20 November 2012, 14:55 | Written by Fiona Kirkpatrick

Photograph by Jason Williamson.

“Use what you got,” chirps DIIV frontman Zachary Cole Smith shortly after taking the stage Wednesday night at The Garage in Islington. The venue is hotter than Hades and both the audience and the band are dripping and drowning in sweat. Cole Smith proceeds to make a few more of these nonsensical declarations throughout the gig, but for the most part he keeps the chat to a minimum and his band rolls through a hypnotic 40-minute set of indie rock tunes with impressive ease.

Cole Smith first began working on DIIV (pronounced ‘Dive’ – after the Nirvana song) in 2011, when he was still a guitarist in Beach Fossils. (DIIV has serious indie pedigree: in addition to the Beach Fossils connection, the drummer, Colby Hewitt, used to be in the Smith Westerns.) He wanted to create a band that was based on nature, so he came up with the idea of DIIV – each band member represents one of the elements: Earth, Water, Air and Fire. Cole Smith is a friendly sort of rock star, with a goofy grin and hair bleached a golden California / Dalston blonde. “Do you guys like to do drugs?” He smiles congenially down the microphone. “Let’s do some drugs.”

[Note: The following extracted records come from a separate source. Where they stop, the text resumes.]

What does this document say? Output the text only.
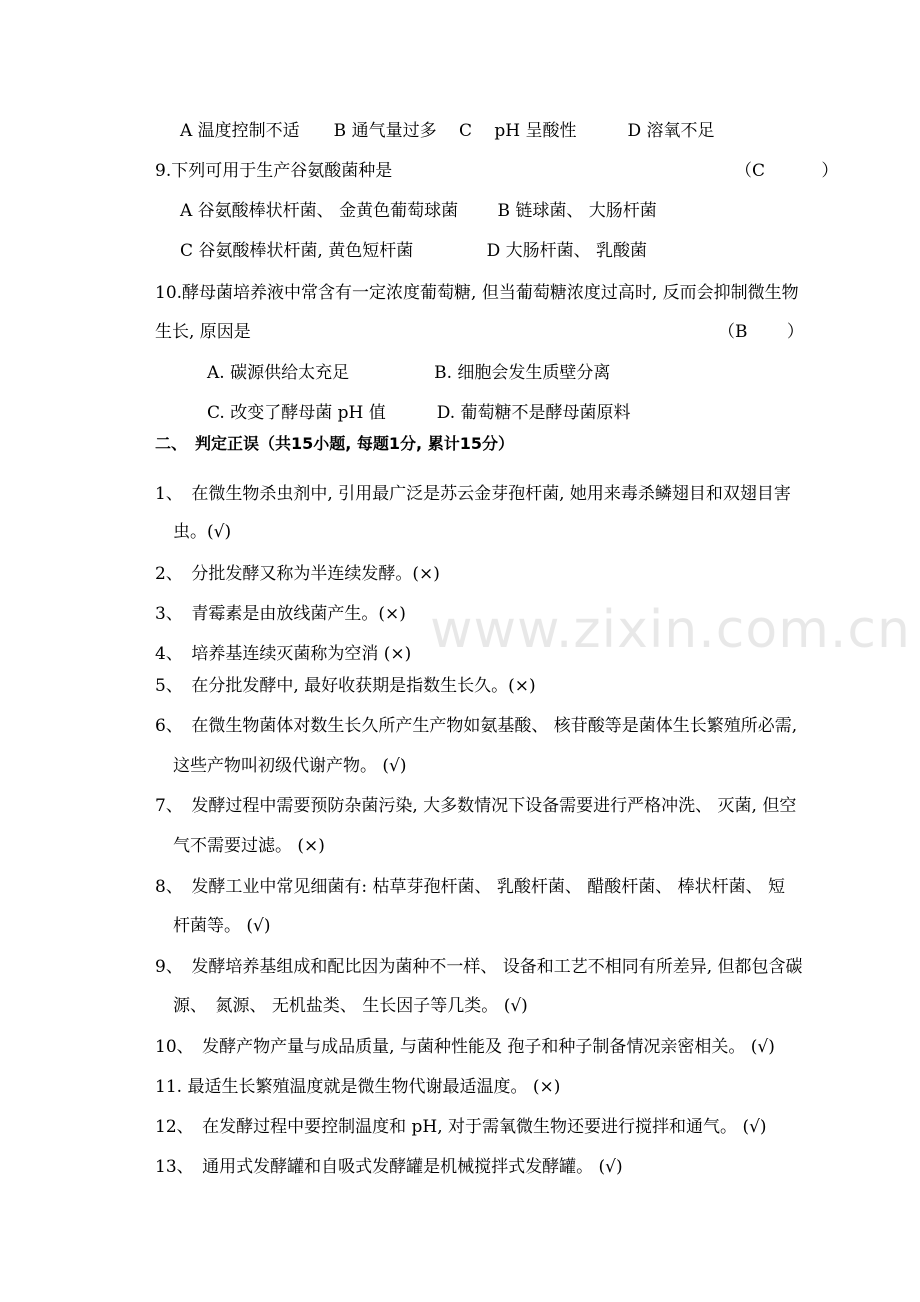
www.zixin.com.cn
A 温度控制不适　　B 通气量过多　 C　 pH 呈酸性　　　D 溶氧不足
9.下列可用于生产谷氨酸菌种是	（C　　　 ）
A 谷氨酸棒状杆菌、 金黄色葡萄球菌　　 B 链球菌、 大肠杆菌
C 谷氨酸棒状杆菌, 黄色短杆菌　　　　 D 大肠杆菌、 乳酸菌
10.酵母菌培养液中常含有一定浓度葡萄糖, 但当葡萄糖浓度过高时, 反而会抑制微生物
生长, 原因是	（B　　 ）
A. 碳源供给太充足　　　　　B. 细胞会发生质壁分离
C. 改变了酵母菌 pH 值　　　D. 葡萄糖不是酵母菌原料
二、　判定正误（共15小题, 每题1分, 累计15分）
1、　在微生物杀虫剂中, 引用最广泛是苏云金芽孢杆菌, 她用来毒杀鳞翅目和双翅目害
虫。(√)
2、　分批发酵又称为半连续发酵。(×)
3、　青霉素是由放线菌产生。(×)
4、　培养基连续灭菌称为空消 (×)
5、　在分批发酵中, 最好收获期是指数生长久。(×)
6、　在微生物菌体对数生长久所产生产物如氨基酸、 核苷酸等是菌体生长繁殖所必需,
这些产物叫初级代谢产物。 (√)
7、　发酵过程中需要预防杂菌污染, 大多数情况下设备需要进行严格冲洗、 灭菌, 但空
气不需要过滤。 (×)
8、　发酵工业中常见细菌有: 枯草芽孢杆菌、 乳酸杆菌、 醋酸杆菌、 棒状杆菌、 短
杆菌等。 (√)
9、　发酵培养基组成和配比因为菌种不一样、 设备和工艺不相同有所差异, 但都包含碳
源、　氮源、 无机盐类、 生长因子等几类。 (√)
10、　发酵产物产量与成品质量, 与菌种性能及 孢子和种子制备情况亲密相关。 (√)
11. 最适生长繁殖温度就是微生物代谢最适温度。 (×)
12、　在发酵过程中要控制温度和 pH, 对于需氧微生物还要进行搅拌和通气。 (√)
13、　通用式发酵罐和自吸式发酵罐是机械搅拌式发酵罐。 (√)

Band name and blonde hair aside, Cole Smith’s music and personality leaves the taste of Nirvana and Cobain in your mouth – but DIIV’s grunge punch packs some serious sun and surf that’s miles away from Seattle. DIIV’s music is best described as seascape pop (also known as beach grunge): their debut album is called Oshin and their guitar riffs are so compelling that watching them play live is like aurally treading water. References to the sea run rampant through the band’s song names and lyrics, but DIIV don’t try to be extraordinarily controversial: they just want to give good noise.

The structure of their live set mirrors the structure of Oshin – the most vocal-heavy tracks, ‘How Long Have you Known,’ ‘Sometime’ and ‘Doused’ are evenly spaced throughout the set, buffered on either side by instrumental songs like the magical ‘Druun.’ ‘How Long have you Known,’ is clearly the band’s best jam, an indie dance floor smasher that stacks melodies on top of each other like Legos.

The band made it through the set with only a few minor stumbles (“Let’s play ‘Oshin.’ Oh. We already played that”), demonstrating that although DIIV’s a young act, it’s one that’s comprised of experienced musicians. Their live set sounds and listens strikingly different than their album, which is noteworthy mainly because their album is extremely good but their show at the Garage is easily one of the best performances from a new band we’ve seen this year.